Published online Jun 21, 2021. doi: 10.3748/wjg.v27.i23.3223
Peer-review started: February 9, 2021
First decision: February 27, 2021
Revised: March 11, 2021
Accepted: May 10, 2021
Article in press: May 10, 2021
Published online: June 21, 2021
Hepatitis C virus (HCV) infection and unhealthy alcohol use are major drivers of the burden of liver disease worldwide and commonly co-occur. Assessment of underlying liver damage is a cornerstone of the clinical care of patients with chronic HCV infection and/or unhealthy alcohol use because many of them are diagnosed at advanced stages of disease. Early diagnosis of liver disease before decompensated liver cirrhosis becomes established is essential for treatment with direct acting antivirals and/or abstinence from alcohol consumption, which are the main therapeutic approaches for clinical management.
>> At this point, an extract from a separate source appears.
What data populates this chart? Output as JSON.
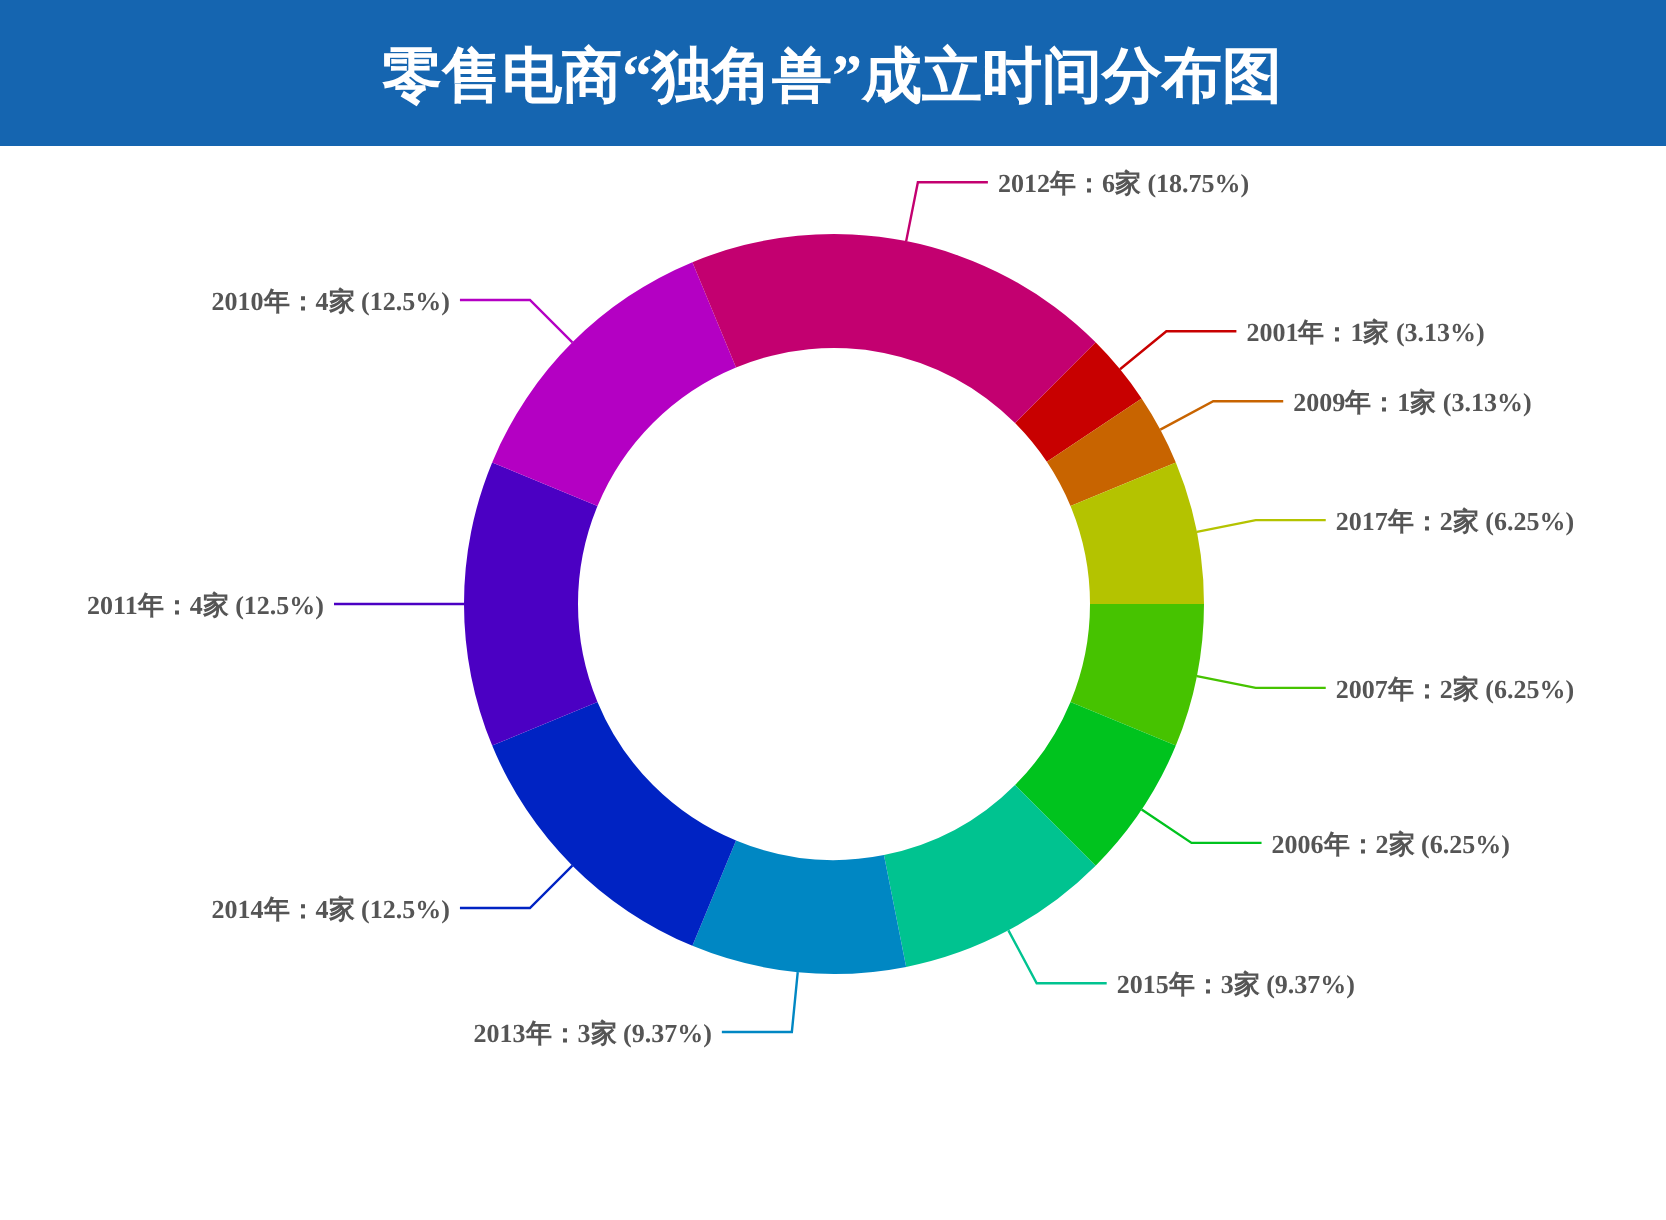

In this review, we discuss current knowledge around the use of non-invasive methods to assess liver disease, such as abdominal ultrasound, controlled attenuation parameter, transient elastography, magnetic resonance imaging, and indices based on serum markers of liver injury.
Core Tip: In this review, we discuss current knowledge around the use of non-invasive methods to assess underlying liver disease in patients with hepatitis C virus infection and/or unhealthy alcohol use. A timely diagnosis of liver disease is of the outmost importance to avoid progression to decompensated liver disease and liver cancer. Antiviral treatment and abstinence from alcohol use are cornerstones of clinical care for these patients.